Cette distribution hiérarchique garantit qu’en cas de problème important, l’ensemble de l’installation est isolé. Le disjoncteur général marque aussi la frontière entre la partie contrôlée par le fournisseur d’électricité et celle qui relève de l’installation intérieure, régie par la norme NF C 15-100.
Calibre du disjoncteur général : choix et contraintes selon la puissance souscrite
Le calibre du disjoncteur général est directement lié à la puissance souscrite par l’abonné. Par exemple, pour une puissance de 6 kVA souscrite, le disjoncteur est généralement calibré à 30 A. L’intensité nominale correspond donc à la puissance divisée par la tension (230 V) :
- 6 000 W ÷ 230 V ≈ 26 A → disjoncteur 30 A.
- 9 000 W ÷ 230 V ≈ 39 A → disjoncteur 40 A.
- 12 000 W ÷ 230 V ≈ 52 A → disjoncteur 50 A.
Le réglage de ce calibre est verrouillé (plombé) par le fournisseur d’énergie et ne peut être modifié que par des professionnels. Il garantit la limitation du courant nominal pour éviter que l’installation soit surchargée.
Enfin, la section du câble d’alimentation entre le compteur et le tableau doit être adaptée à ce calibre, typiquement 16 mm² pour une puissance allant jusqu’à 12 kVA, afin d’assurer une bonne sécurité et conformité selon la norme NF C 15-100.
Disjoncteur général différentiel et protection contre les défauts d’isolement
Outre la coupure en cas de surcharge ou court-circuit, le disjoncteur général dispose généralement d’une fonction différentielle intégrée (sensibilité autour de 500 mA). Cette protection détecte les fuites de courant importantes qui ne sont pas prises en charge par les disjoncteurs divisionnaires à faible sensibilité (30 mA), protégeant ainsi globalement l’installation contre les défauts d’isolement majeurs.
Il doit être complété par des disjoncteurs différentiels dédiés pour chaque circuit afin d’assurer la protection électrique fine des occupants, conformément aux préconisations de la norme NF C 15-100.
Pour mieux comprendre les protections spécifiques des circuits, consultez également notre article sur le disjoncteur différentiel et son rôle.
Sécurité dans l’intervention sur le disjoncteur général et tableau électrique
Toute intervention au niveau du disjoncteur général ou du tableau électrique doit impérativement se faire hors tension, avec le disjoncteur général coupé et contrôlé à l’aide d’un vérificateur de tension.
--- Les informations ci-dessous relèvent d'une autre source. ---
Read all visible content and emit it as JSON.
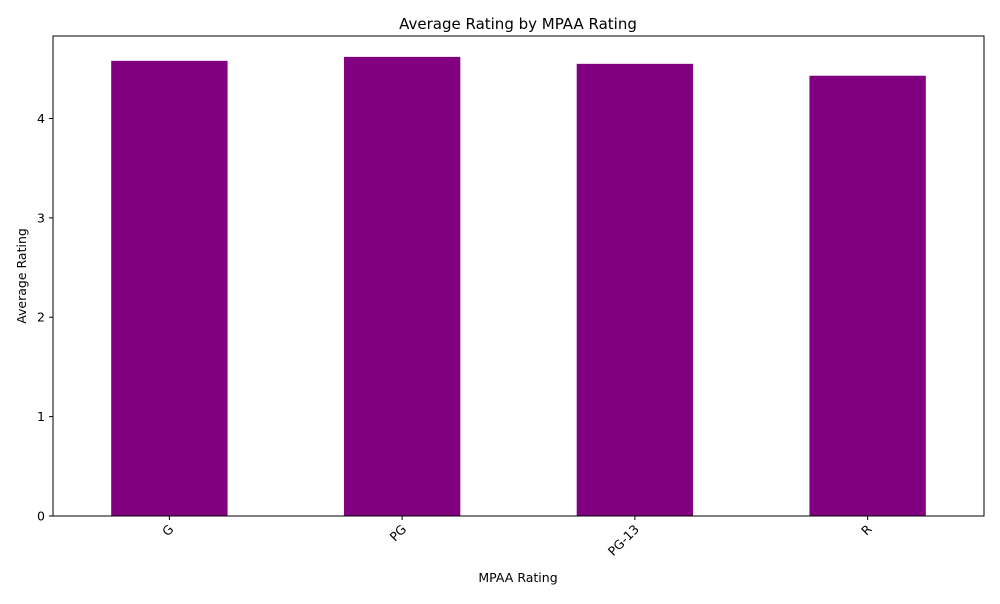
{
  "chart_data": {
    "type": "bar",
    "title": "Average Rating by MPAA Rating",
    "xlabel": "MPAA Rating",
    "ylabel": "Average Rating",
    "categories": [
      "G",
      "PG",
      "PG-13",
      "R"
    ],
    "values": [
      4.58,
      4.62,
      4.55,
      4.43
    ],
    "ylim": [
      0,
      4.83
    ],
    "yticks": [
      0,
      1,
      2,
      3,
      4
    ],
    "bar_color": "#800080",
    "grid": false,
    "xtick_rotation": -45
  }
}
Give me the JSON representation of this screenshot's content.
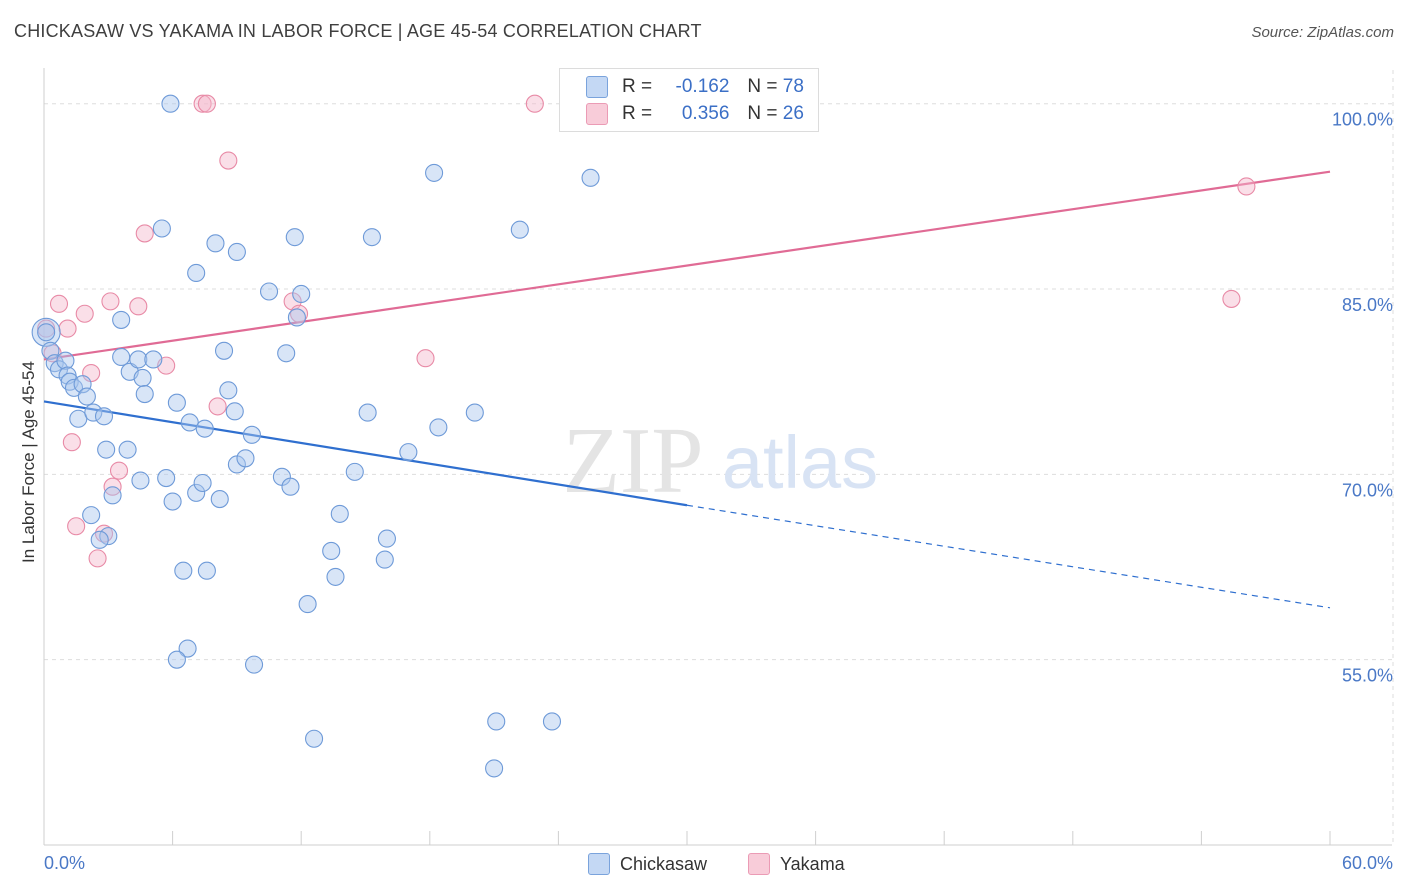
{
  "header": {
    "title": "CHICKASAW VS YAKAMA IN LABOR FORCE | AGE 45-54 CORRELATION CHART",
    "source": "Source: ZipAtlas.com"
  },
  "legend": {
    "r_label": "R =",
    "n_label": "N =",
    "rows": [
      {
        "r": "-0.162",
        "n": "78"
      },
      {
        "r": "0.356",
        "n": "26"
      }
    ]
  },
  "watermark": {
    "zip": "ZIP",
    "atlas": "atlas"
  },
  "colors": {
    "chickasaw_fill": "#a9c6ee",
    "chickasaw_stroke": "#6e9ad8",
    "chickasaw_line": "#2f6fcf",
    "yakama_fill": "#f5b8cb",
    "yakama_stroke": "#e88aa6",
    "yakama_line": "#e06b95",
    "axis_label": "#4a78c6",
    "grid": "#dddddd"
  },
  "chart_data": {
    "type": "scatter",
    "ylabel": "In Labor Force | Age 45-54",
    "xlim": [
      0,
      60
    ],
    "ylim": [
      40,
      102
    ],
    "x_tick_labels": [
      "0.0%",
      "60.0%"
    ],
    "y_ticks": [
      55,
      70,
      85,
      100
    ],
    "y_tick_labels": [
      "55.0%",
      "70.0%",
      "85.0%",
      "100.0%"
    ],
    "grid": true,
    "legend_position": "top-center",
    "series": [
      {
        "name": "Chickasaw",
        "points": [
          [
            0.1,
            81.5
          ],
          [
            0.3,
            80
          ],
          [
            0.5,
            79
          ],
          [
            0.7,
            78.5
          ],
          [
            1.0,
            79.2
          ],
          [
            1.1,
            78
          ],
          [
            1.2,
            77.5
          ],
          [
            1.4,
            77
          ],
          [
            1.8,
            77.3
          ],
          [
            2.0,
            76.3
          ],
          [
            1.6,
            74.5
          ],
          [
            2.3,
            75
          ],
          [
            2.8,
            74.7
          ],
          [
            2.9,
            72
          ],
          [
            2.2,
            66.7
          ],
          [
            3.0,
            65
          ],
          [
            3.2,
            68.3
          ],
          [
            2.6,
            64.7
          ],
          [
            3.6,
            82.5
          ],
          [
            3.6,
            79.5
          ],
          [
            4.0,
            78.3
          ],
          [
            4.4,
            79.3
          ],
          [
            4.6,
            77.8
          ],
          [
            4.7,
            76.5
          ],
          [
            5.1,
            79.3
          ],
          [
            3.9,
            72
          ],
          [
            4.5,
            69.5
          ],
          [
            5.7,
            69.7
          ],
          [
            6.0,
            67.8
          ],
          [
            6.2,
            75.8
          ],
          [
            6.5,
            62.2
          ],
          [
            6.8,
            74.2
          ],
          [
            7.1,
            68.5
          ],
          [
            7.4,
            69.3
          ],
          [
            7.5,
            73.7
          ],
          [
            8.2,
            68
          ],
          [
            8.4,
            80
          ],
          [
            8.6,
            76.8
          ],
          [
            8.9,
            75.1
          ],
          [
            9.0,
            70.8
          ],
          [
            9.4,
            71.3
          ],
          [
            9.7,
            73.2
          ],
          [
            7.6,
            62.2
          ],
          [
            6.7,
            55.9
          ],
          [
            6.2,
            55
          ],
          [
            9.8,
            54.6
          ],
          [
            10.5,
            84.8
          ],
          [
            11.3,
            79.8
          ],
          [
            11.1,
            69.8
          ],
          [
            11.5,
            69
          ],
          [
            11.7,
            89.2
          ],
          [
            12.0,
            84.6
          ],
          [
            11.8,
            82.7
          ],
          [
            12.3,
            59.5
          ],
          [
            12.6,
            48.6
          ],
          [
            13.4,
            63.8
          ],
          [
            13.6,
            61.7
          ],
          [
            13.8,
            66.8
          ],
          [
            14.5,
            70.2
          ],
          [
            15.1,
            75
          ],
          [
            15.3,
            89.2
          ],
          [
            15.9,
            63.1
          ],
          [
            16.0,
            64.8
          ],
          [
            17.0,
            71.8
          ],
          [
            18.2,
            94.4
          ],
          [
            18.4,
            73.8
          ],
          [
            20.1,
            75
          ],
          [
            21.1,
            50
          ],
          [
            21.0,
            46.2
          ],
          [
            22.2,
            89.8
          ],
          [
            23.7,
            50
          ],
          [
            25.5,
            94
          ],
          [
            5.5,
            89.9
          ],
          [
            7.1,
            86.3
          ],
          [
            8.0,
            88.7
          ],
          [
            9.0,
            88
          ],
          [
            5.9,
            100
          ],
          [
            0.1,
            81.5
          ]
        ]
      },
      {
        "name": "Yakama",
        "points": [
          [
            0.1,
            81.8
          ],
          [
            0.4,
            79.8
          ],
          [
            0.7,
            83.8
          ],
          [
            1.1,
            81.8
          ],
          [
            1.3,
            72.6
          ],
          [
            1.5,
            65.8
          ],
          [
            1.9,
            83
          ],
          [
            2.2,
            78.2
          ],
          [
            2.5,
            63.2
          ],
          [
            2.8,
            65.2
          ],
          [
            3.1,
            84
          ],
          [
            3.2,
            69
          ],
          [
            3.5,
            70.3
          ],
          [
            4.4,
            83.6
          ],
          [
            4.7,
            89.5
          ],
          [
            5.7,
            78.8
          ],
          [
            7.4,
            100
          ],
          [
            7.6,
            100
          ],
          [
            8.1,
            75.5
          ],
          [
            8.6,
            95.4
          ],
          [
            11.6,
            84
          ],
          [
            11.9,
            83
          ],
          [
            17.8,
            79.4
          ],
          [
            22.9,
            100
          ],
          [
            56.1,
            93.3
          ],
          [
            55.4,
            84.2
          ]
        ]
      }
    ],
    "trend_lines": [
      {
        "series": "Chickasaw",
        "from": [
          0,
          75.9
        ],
        "solid_to": [
          30,
          67.5
        ],
        "dashed_to": [
          60,
          59.2
        ]
      },
      {
        "series": "Yakama",
        "from": [
          0,
          79.3
        ],
        "to": [
          60,
          94.5
        ]
      }
    ]
  }
}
Le disjoncteur général étant plombé et réservé aux opérateurs professionnels, sa manipulation est strictement interdite aux particuliers.
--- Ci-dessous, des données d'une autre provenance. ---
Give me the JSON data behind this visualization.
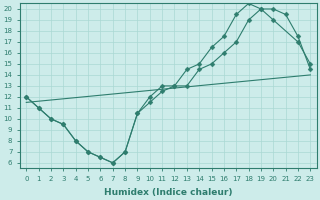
{
  "xlabel": "Humidex (Indice chaleur)",
  "background_color": "#cdecea",
  "grid_color": "#aad8d4",
  "line_color": "#2e7d6e",
  "xlim": [
    -0.5,
    23.5
  ],
  "ylim": [
    5.5,
    20.5
  ],
  "xticks": [
    0,
    1,
    2,
    3,
    4,
    5,
    6,
    7,
    8,
    9,
    10,
    11,
    12,
    13,
    14,
    15,
    16,
    17,
    18,
    19,
    20,
    21,
    22,
    23
  ],
  "yticks": [
    6,
    7,
    8,
    9,
    10,
    11,
    12,
    13,
    14,
    15,
    16,
    17,
    18,
    19,
    20
  ],
  "line1_x": [
    0,
    1,
    2,
    3,
    4,
    5,
    6,
    7,
    8,
    9,
    10,
    11,
    12,
    13,
    14,
    15,
    16,
    17,
    18,
    19,
    20,
    22,
    23
  ],
  "line1_y": [
    12,
    11,
    10,
    9.5,
    8,
    7,
    6.5,
    6,
    7,
    10.5,
    12,
    13,
    13,
    14.5,
    15,
    16.5,
    17.5,
    19.5,
    20.5,
    20,
    19,
    17,
    15
  ],
  "line2_x": [
    0,
    1,
    2,
    3,
    4,
    5,
    6,
    7,
    8,
    9,
    10,
    11,
    12,
    13,
    14,
    15,
    16,
    17,
    18,
    19,
    20,
    21,
    22,
    23
  ],
  "line2_y": [
    12,
    11,
    10,
    9.5,
    8,
    7,
    6.5,
    6,
    7,
    10.5,
    11.5,
    12.5,
    13,
    13,
    14.5,
    15,
    16,
    17,
    19,
    20,
    20,
    19.5,
    17.5,
    14.5
  ],
  "line3_x": [
    0,
    23
  ],
  "line3_y": [
    11.5,
    14
  ],
  "marker": "D",
  "markersize": 2.5,
  "tick_fontsize": 5.0,
  "xlabel_fontsize": 6.5
}
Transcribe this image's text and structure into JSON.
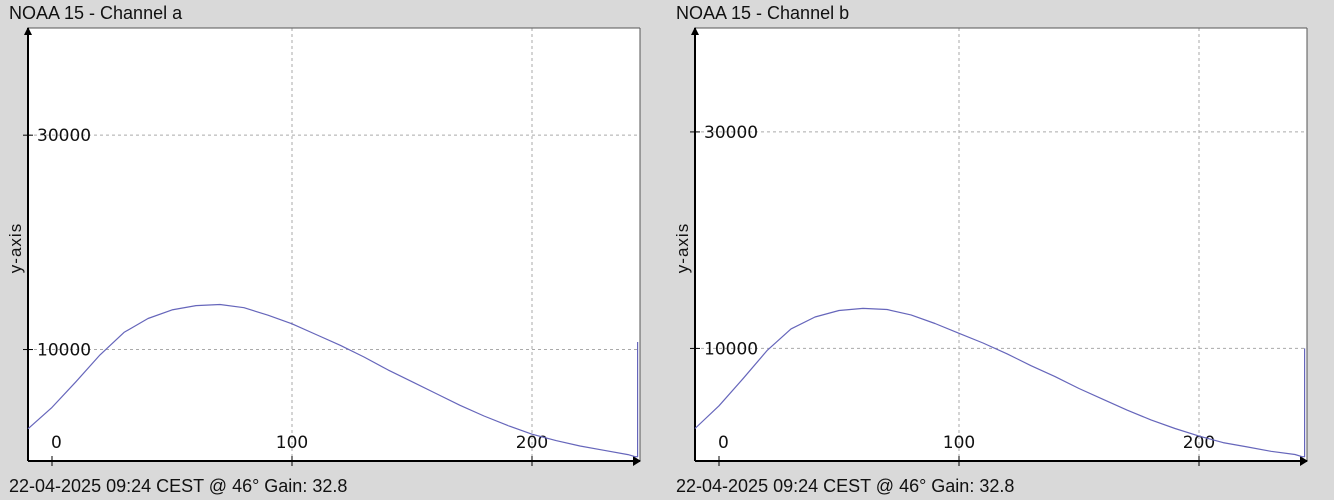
{
  "chart_data": [
    {
      "type": "line",
      "title": "NOAA 15 - Channel a",
      "ylabel": "y-axis",
      "footer": "22-04-2025 09:24 CEST @ 46° Gain: 32.8",
      "xlim": [
        -10,
        245
      ],
      "ylim": [
        -400,
        40000
      ],
      "x_ticks": [
        0,
        100,
        200
      ],
      "x_tick_labels": [
        "0",
        "100",
        "200"
      ],
      "y_ticks": [
        10000,
        30000
      ],
      "y_tick_labels": [
        "10000",
        "30000"
      ],
      "grid": true,
      "line_color": "#6666bb",
      "series": [
        {
          "x": [
            -10,
            0,
            10,
            20,
            30,
            40,
            50,
            60,
            70,
            80,
            90,
            100,
            110,
            120,
            130,
            140,
            150,
            160,
            170,
            180,
            190,
            200,
            210,
            220,
            230,
            240,
            243,
            244,
            244
          ],
          "values": [
            2600,
            4600,
            7000,
            9500,
            11600,
            12900,
            13700,
            14100,
            14200,
            13900,
            13200,
            12400,
            11400,
            10400,
            9300,
            8100,
            7000,
            5900,
            4800,
            3800,
            2900,
            2100,
            1500,
            1000,
            600,
            200,
            0,
            0,
            10700
          ]
        }
      ]
    },
    {
      "type": "line",
      "title": "NOAA 15 - Channel b",
      "ylabel": "y-axis",
      "footer": "22-04-2025 09:24 CEST @ 46° Gain: 32.8",
      "xlim": [
        -10,
        245
      ],
      "ylim": [
        -400,
        39600
      ],
      "x_ticks": [
        0,
        100,
        200
      ],
      "x_tick_labels": [
        "0",
        "100",
        "200"
      ],
      "y_ticks": [
        10000,
        30000
      ],
      "y_tick_labels": [
        "10000",
        "30000"
      ],
      "grid": true,
      "line_color": "#6666bb",
      "series": [
        {
          "x": [
            -10,
            0,
            10,
            20,
            30,
            40,
            50,
            60,
            70,
            80,
            90,
            100,
            110,
            120,
            130,
            140,
            150,
            160,
            170,
            180,
            190,
            200,
            210,
            220,
            230,
            240,
            243,
            244,
            244
          ],
          "values": [
            2600,
            4700,
            7200,
            9800,
            11800,
            12900,
            13500,
            13700,
            13600,
            13100,
            12300,
            11400,
            10500,
            9500,
            8400,
            7400,
            6300,
            5300,
            4300,
            3400,
            2600,
            1900,
            1300,
            900,
            500,
            200,
            0,
            0,
            10000
          ]
        }
      ]
    }
  ]
}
Pour toute modification ou dépannage, il est recommandé de faire appel à un électricien qualifié afin d’assurer la conformité et la sécurité de l’installation électrique. En cas de doute sur le diagnostic électrique, des outils spécifiques comme des multimètres ou pinces ampèremétriques permettent de mesurer précisément l’intensité et de détecter les anomalies, comme expliqué dans ce guide pour détecter une panne électrique.
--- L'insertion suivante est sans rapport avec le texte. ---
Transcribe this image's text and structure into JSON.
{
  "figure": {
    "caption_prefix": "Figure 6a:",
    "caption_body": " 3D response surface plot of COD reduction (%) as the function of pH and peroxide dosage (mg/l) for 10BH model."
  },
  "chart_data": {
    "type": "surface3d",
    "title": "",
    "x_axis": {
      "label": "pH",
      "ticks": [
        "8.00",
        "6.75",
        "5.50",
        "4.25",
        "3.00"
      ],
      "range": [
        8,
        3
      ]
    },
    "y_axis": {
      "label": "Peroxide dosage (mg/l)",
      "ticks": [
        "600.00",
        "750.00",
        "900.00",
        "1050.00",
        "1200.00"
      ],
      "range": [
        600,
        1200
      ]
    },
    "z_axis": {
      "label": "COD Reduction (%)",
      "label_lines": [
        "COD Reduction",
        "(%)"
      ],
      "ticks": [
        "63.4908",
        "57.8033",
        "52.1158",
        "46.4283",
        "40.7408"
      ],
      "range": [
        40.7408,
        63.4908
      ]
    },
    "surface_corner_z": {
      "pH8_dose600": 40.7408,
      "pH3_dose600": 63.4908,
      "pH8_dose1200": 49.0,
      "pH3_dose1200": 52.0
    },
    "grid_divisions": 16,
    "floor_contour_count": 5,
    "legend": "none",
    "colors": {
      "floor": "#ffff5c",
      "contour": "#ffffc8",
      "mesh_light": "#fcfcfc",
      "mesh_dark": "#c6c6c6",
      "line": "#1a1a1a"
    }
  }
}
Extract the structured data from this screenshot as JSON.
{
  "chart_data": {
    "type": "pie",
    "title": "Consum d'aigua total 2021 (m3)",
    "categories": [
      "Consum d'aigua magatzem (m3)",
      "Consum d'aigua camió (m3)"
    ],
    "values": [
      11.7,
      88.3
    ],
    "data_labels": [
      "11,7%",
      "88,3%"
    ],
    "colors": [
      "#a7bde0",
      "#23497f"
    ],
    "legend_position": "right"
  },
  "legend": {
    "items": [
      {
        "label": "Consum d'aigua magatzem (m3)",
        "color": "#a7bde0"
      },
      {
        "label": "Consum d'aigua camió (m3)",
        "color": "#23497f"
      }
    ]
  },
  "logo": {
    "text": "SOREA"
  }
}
Quelle est la différence entre le disjoncteur général et les disjoncteurs divisionnaires ?
Le disjoncteur général assure la protection globale et la coupure principale du tableau, alors que les disjoncteurs divisionnaires protègent individuellement chaque circuit électrique (éclairage, prises, chauffage).
Peut-on modifier le calibre du disjoncteur général soi-même ?
Non, le calibre du disjoncteur général est réglé et plombé par le fournisseur d’énergie. Toute modification doit être réalisée par un professionnel.
Où se situe le disjoncteur général dans le tableau électrique ?
Il est positionné en haut du tableau, en amont de tous les autres disjoncteurs, facilitant une coupure rapide en cas d’urgence.
Quel rôle joue le disjoncteur général dans la sécurité électrique ?
Il protège l’installation contre les surcharges, les courts-circuits et détecte les défauts d’isolement importants grâce à sa fonction différentielle intégrée.
Quelle section de câble utiliser entre le compteur et le tableau électrique ?
La section du câble doit être choisie selon la puissance souscrite. Par exemple, 16 mm² est généralement utilisé pour un calibre de disjoncteur jusqu’à 50 A, conformément à la norme NF C 15-100.